Love School third grader Vanessa Santiago builds a track for her coding robot to follow during a STEM Club task.

“We did it!” rang across Jacqueline Peterson’s classroom at Love Elementary School.

Excitement was abuzz in this particular STEM Club meeting as Love third and fourth graders became acquainted with a few of their newest friends — Ozobot and Dash.

The opportunity to work with these coding robots and other materials that support Science, Technology, Engineering, and Math (STEM) learning was made possible from a donation by the Cummins Jamestown Engine Plant.

“We’re so grateful to Cummins for their donation and letting us get this far,” said Peterson, a first grade teacher who advises the STEM Club at Love. “It’s really great to have those supplies that we otherwise wouldn’t have been able to get on our own.”

Peterson has been eager to expose students to STEM at Love and attended last year’s Elementary STEM Wars at Northwest Arena to learn how to prepare her students for the event later this school year.

Love fourth graders Aleah Fellows and Gracie Parsons work with coding robots made possible through a donation to the school’s STEM Club by the Cummins Jamestown Engine Plant.

“Some of the things that we saw were marble races, catapults, programming robots, and other projects,” Peterson said. “There also was a makerspace for skills like sewing and building, so I took all that back and started the STEM Club at Love School so that we could be ready by May 2024.”

Cummins’ donation has been life-changing for the students at Love School.

“Before that, we might’ve gotten four robots and that was it, and now we have three different types of robots,” Peterson said. “They also donated paper, construction materials, and materials to build houses out of cardboard. It’s a lot of stuff that we can have students do. We’re so excited about it.”

The robots that students were able to experiment with during their first exposure to them at the end of February allows them to learn coding in different ways.

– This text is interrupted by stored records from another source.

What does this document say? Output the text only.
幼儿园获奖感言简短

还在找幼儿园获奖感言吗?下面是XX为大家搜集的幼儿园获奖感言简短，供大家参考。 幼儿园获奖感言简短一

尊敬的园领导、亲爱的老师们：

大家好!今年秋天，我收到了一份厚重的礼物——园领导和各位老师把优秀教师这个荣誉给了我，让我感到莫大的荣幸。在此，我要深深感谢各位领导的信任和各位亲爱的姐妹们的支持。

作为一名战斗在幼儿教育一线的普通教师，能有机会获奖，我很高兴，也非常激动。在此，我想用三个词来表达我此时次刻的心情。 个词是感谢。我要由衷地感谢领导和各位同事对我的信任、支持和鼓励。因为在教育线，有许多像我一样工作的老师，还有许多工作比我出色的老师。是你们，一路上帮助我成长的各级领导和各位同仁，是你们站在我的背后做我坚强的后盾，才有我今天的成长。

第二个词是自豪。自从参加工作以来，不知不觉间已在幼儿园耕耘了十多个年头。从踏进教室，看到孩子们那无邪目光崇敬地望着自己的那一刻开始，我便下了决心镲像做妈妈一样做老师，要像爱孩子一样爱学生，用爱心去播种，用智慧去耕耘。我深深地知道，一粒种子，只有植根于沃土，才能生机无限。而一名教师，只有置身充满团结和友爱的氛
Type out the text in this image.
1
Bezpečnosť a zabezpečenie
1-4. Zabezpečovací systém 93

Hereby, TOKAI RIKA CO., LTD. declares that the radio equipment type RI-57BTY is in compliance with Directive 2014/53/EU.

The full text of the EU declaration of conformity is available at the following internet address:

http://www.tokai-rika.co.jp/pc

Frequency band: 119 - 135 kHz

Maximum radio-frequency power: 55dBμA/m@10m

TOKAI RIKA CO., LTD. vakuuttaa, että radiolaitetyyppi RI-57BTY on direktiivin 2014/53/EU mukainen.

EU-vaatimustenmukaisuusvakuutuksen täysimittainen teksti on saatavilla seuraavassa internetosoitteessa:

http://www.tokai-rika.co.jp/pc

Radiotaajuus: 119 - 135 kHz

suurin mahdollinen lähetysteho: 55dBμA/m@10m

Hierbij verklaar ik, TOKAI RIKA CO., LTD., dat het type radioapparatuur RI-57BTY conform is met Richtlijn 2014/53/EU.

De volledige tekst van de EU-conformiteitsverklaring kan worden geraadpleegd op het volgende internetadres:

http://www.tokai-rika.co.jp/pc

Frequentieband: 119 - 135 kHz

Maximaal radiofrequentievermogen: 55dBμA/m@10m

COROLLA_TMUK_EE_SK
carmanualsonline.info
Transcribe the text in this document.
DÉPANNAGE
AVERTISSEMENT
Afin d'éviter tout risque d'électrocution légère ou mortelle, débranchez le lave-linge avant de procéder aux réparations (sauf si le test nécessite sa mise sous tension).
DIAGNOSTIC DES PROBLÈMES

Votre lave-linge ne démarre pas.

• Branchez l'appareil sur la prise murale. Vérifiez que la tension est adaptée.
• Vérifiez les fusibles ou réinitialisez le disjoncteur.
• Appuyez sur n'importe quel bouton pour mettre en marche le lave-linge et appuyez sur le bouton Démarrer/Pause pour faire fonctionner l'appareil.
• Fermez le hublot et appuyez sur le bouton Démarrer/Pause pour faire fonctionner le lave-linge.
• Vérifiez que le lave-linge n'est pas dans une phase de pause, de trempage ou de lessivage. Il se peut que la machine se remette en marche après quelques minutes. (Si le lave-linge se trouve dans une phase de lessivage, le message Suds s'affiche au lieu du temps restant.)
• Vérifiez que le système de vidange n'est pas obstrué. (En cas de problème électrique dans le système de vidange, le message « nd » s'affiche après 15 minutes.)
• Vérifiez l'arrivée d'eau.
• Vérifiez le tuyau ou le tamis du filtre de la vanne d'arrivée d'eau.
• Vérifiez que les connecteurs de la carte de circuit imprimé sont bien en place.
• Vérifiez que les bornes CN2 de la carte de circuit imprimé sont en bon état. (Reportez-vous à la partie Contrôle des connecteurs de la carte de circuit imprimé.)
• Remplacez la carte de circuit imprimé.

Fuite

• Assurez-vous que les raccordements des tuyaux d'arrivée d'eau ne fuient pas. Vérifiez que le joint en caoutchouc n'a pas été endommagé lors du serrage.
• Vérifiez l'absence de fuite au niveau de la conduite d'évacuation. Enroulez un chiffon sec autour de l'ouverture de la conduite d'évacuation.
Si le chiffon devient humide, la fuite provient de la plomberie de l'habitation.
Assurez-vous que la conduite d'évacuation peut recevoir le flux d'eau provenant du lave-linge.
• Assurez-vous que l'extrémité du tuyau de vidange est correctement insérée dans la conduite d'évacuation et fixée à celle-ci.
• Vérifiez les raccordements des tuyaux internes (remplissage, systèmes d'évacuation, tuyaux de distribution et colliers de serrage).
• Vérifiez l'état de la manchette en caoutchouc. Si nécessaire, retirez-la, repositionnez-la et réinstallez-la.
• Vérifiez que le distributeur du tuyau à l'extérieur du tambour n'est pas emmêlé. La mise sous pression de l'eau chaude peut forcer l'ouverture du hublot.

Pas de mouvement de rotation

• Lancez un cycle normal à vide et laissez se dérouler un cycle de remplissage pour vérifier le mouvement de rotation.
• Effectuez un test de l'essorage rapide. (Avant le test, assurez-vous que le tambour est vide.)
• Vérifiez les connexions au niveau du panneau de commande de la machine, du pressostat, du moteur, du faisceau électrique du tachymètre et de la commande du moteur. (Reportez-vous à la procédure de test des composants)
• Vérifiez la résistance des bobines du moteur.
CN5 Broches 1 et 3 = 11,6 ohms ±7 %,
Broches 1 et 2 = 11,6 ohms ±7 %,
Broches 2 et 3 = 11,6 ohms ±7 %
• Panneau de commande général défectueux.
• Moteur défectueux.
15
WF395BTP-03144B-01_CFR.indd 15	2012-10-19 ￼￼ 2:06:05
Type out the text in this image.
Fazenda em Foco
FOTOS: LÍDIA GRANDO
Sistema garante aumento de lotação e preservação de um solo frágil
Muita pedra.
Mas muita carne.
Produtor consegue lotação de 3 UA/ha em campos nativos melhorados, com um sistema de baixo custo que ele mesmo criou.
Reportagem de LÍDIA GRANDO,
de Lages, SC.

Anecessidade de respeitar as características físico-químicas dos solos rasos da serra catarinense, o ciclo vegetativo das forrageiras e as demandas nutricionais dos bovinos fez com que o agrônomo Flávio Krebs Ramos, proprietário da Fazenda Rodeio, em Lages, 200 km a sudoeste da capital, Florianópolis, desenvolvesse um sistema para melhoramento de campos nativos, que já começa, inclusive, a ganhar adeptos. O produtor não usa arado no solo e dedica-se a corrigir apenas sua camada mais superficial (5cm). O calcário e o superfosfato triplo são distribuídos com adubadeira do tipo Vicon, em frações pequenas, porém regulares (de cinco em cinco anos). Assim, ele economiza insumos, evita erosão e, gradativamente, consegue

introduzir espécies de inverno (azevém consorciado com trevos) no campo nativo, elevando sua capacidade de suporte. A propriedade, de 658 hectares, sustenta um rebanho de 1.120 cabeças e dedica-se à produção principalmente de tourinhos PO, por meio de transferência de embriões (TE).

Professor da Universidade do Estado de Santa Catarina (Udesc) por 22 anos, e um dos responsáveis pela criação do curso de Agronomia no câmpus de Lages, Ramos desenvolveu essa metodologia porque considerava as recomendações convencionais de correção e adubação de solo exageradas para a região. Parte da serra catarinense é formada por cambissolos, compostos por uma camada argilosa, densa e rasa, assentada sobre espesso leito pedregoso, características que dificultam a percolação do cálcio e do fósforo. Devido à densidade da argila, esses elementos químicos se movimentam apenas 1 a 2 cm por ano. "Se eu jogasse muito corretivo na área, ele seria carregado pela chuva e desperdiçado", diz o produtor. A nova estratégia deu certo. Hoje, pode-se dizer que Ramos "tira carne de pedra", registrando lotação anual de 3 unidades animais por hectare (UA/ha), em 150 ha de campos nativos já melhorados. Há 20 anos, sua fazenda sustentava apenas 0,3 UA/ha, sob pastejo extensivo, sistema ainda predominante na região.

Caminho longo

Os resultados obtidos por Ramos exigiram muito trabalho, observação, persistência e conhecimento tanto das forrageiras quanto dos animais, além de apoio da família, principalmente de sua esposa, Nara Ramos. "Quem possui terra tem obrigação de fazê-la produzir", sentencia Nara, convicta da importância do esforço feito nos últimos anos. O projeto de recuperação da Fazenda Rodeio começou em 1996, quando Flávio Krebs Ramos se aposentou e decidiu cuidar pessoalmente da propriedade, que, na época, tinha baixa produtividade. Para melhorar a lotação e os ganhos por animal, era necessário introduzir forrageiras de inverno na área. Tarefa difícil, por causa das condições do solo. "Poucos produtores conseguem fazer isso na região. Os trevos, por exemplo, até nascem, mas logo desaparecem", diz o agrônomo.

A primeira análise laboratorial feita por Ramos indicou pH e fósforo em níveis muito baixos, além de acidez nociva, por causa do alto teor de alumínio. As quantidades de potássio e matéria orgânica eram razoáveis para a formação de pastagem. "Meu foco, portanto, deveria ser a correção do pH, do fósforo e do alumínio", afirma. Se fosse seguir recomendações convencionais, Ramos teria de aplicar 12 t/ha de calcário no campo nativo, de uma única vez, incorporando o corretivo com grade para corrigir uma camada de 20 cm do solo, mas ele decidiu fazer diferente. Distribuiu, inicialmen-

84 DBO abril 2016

“The Ozobots take away technology like iPads and computers and allows students to just do the very basics of coding. They follow a black line with different colors and try to put them together and it builds a code and the robots will either turn in circles or turn around or turn left or right,” Peterson said. “The Dash robots are very iPad based. Kids are working with block coding, so they have to put blocks together and show them how to move. It’s more technology-based.”

Most of all, Peterson loves being able to let the students take ownership of STEM.

“My favorite part of this is really trying to back off as a teacher and let the kids take their learning into their own hands,” she said. “I give the students the goal, but I ask them to figure out how they can get there. It’s really cool to start seeing them take ownership of their own work. When we first started, they had a lot of questions, but now they don’t really ask as much. They just play around and try to figure it out themselves.”

STEM also has taught the students the power of teamwork.

“I really want the community to know that their kids are working on those skills like social interaction, but also working on problem solving,” Peterson said. “That’s a big thing our students need to work on and work in teams, not just by themselves.”